New professorship goes to physics prof. LaBelle

Editor's Note: This is the first installment in a four-part series profiling professors who were recently awarded endowed chairs.

Though he had long studied electromagnetics, physics and astronomy professor James LaBelle said he had often suspected that there was something more than meets the eye about the Earth's radio emissions.

"It's always been in the back of my mind, you know, could it be possible to see these really strong radion emissions from the surface of the Earth?" he said.

For his work studying Earth's radio emissions, LaBelle has been honored with the Lois L. Rodgers Professorship, one of the College's new endowed chair positions. Along with LaBelle's research group, Space Physics Experiment, in May he discovered that the radio waves emitted by the Earth can be observed on the Earth's surface, as well as from space.

Since the discovery in the 1970s that the Earth emits radio waves, it had been thought that these waves could only be observed from space, LaBelle said.

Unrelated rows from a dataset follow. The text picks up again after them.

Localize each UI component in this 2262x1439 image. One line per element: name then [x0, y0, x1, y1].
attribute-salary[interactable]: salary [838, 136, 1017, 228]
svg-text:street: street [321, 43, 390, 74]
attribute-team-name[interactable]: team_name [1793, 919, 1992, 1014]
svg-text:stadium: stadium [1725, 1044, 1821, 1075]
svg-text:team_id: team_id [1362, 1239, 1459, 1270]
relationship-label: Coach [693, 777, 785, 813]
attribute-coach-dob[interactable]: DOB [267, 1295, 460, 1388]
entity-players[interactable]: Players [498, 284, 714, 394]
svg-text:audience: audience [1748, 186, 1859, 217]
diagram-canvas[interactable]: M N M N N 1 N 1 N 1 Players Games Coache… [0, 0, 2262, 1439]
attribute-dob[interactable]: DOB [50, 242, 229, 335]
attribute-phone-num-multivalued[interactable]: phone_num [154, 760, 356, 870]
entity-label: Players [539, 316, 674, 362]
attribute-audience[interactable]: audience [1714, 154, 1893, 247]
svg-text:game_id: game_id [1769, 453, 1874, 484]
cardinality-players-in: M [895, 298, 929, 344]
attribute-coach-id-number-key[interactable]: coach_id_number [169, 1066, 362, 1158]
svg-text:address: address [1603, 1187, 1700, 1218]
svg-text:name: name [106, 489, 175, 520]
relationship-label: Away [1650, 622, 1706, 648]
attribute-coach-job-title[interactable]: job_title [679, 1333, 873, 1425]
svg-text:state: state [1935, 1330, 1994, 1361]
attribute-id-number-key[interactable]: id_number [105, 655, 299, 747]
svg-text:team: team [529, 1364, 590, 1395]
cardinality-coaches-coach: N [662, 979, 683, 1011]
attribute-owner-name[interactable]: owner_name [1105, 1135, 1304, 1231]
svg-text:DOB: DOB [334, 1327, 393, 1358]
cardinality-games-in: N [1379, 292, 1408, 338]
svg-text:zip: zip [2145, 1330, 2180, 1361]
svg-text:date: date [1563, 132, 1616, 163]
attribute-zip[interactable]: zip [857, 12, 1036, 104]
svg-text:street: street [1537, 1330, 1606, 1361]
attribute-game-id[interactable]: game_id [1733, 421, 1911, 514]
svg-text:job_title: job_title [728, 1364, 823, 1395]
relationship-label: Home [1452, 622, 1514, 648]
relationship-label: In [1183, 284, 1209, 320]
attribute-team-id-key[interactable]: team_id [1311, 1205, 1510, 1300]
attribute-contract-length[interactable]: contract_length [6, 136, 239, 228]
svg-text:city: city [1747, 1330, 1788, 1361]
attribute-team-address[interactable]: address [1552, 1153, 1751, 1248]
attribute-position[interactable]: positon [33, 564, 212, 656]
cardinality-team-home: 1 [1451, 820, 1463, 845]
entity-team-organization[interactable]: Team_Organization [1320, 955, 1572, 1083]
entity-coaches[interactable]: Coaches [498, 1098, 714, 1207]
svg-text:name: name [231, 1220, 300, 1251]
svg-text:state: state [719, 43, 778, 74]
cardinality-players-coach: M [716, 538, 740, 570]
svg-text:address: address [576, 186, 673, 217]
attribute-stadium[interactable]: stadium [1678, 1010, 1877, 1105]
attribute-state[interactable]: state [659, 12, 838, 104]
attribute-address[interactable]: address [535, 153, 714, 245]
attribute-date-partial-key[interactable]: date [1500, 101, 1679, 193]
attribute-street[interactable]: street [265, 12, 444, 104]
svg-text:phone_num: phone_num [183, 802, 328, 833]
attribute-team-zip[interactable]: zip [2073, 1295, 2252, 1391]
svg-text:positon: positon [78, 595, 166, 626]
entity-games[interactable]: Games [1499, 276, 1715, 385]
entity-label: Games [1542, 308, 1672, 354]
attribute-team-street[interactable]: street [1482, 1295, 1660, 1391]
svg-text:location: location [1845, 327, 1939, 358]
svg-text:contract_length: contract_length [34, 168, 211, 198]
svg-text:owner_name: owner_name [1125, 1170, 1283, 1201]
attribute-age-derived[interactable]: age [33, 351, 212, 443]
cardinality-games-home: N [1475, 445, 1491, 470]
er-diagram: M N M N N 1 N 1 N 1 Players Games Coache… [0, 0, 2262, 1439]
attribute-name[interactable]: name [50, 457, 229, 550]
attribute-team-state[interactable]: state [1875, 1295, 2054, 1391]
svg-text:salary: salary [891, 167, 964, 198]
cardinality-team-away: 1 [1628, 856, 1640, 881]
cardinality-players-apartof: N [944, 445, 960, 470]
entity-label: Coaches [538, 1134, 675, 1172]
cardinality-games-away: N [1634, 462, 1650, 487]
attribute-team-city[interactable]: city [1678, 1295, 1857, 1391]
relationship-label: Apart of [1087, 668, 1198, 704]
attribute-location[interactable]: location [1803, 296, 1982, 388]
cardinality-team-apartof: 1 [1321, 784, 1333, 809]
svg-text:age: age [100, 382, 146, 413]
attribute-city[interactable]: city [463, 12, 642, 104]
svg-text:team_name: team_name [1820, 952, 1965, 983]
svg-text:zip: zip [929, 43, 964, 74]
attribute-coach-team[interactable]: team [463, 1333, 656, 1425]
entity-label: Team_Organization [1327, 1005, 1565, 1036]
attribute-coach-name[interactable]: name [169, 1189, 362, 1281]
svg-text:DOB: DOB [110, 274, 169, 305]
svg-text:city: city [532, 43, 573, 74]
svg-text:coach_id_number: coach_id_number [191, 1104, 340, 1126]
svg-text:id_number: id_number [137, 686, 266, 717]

By comparing data his research group obtained from ground-based receivers with satellite data provided by his colleague Roger Anderson, a research scientist at the University of Iowa, it was discovered that the Earth's radio emissions could in fact be observed on the surface at the same time they were observed by satellite.

According to LaBelle, these results were quite surprising, as everyone had accepted the fact that you could not observe the radio emissions on the Earth's surface.

"People have to think differently now," he said.

LaBelle said he considers this finding important because it offers new insight into the environment humans live in, as well as the environment in which their satellites reside. Learning more about the Earth's environment, both on the ground and in the upper atmosphere, is an important task, according to LaBelle.

"That's what motivates men ... I want to know more about the Earth, more about the Earth's environment," he said.

This project is not the only thing on LaBelle's plate, however.

"He certainly has a lot of projects going on all at once ... it's more like five different projects all running concurrently," said David McGaw, a research engineer for the Space Physics Experiment.

McGaw, who has worked with LaBelle since the late 1990s, described him as "good to work with," addine that his recognition as an endowed chair is well deserved.

LaBelle teaches undergraduate courses on top of his research, splitting his time between both tasks, as he said all Dartmouth professors do.

"We're very dedicated to both our research and our teaching ... I intend to continue that," he said.

LaBelle is teaching two sections of Physics 13 this term and will be teaching a freshman seminar for the first time in a decade this coming Spring term. He said that he intends the seminar to be "a critique of Futurism and different views of the future."

As for future research, LaBelle said that his discovery has opened the door for further study and analysis, which he and his team will begin to address by making more observations in more locations.

Receiving the endowed chairmanship was very gratifying, LaBelle said, and it will help him in both facets of being a Dartmouth professor.

"It leaves me inspired to try to do more research of very high quality, and to do more teaching of very high quality," he said.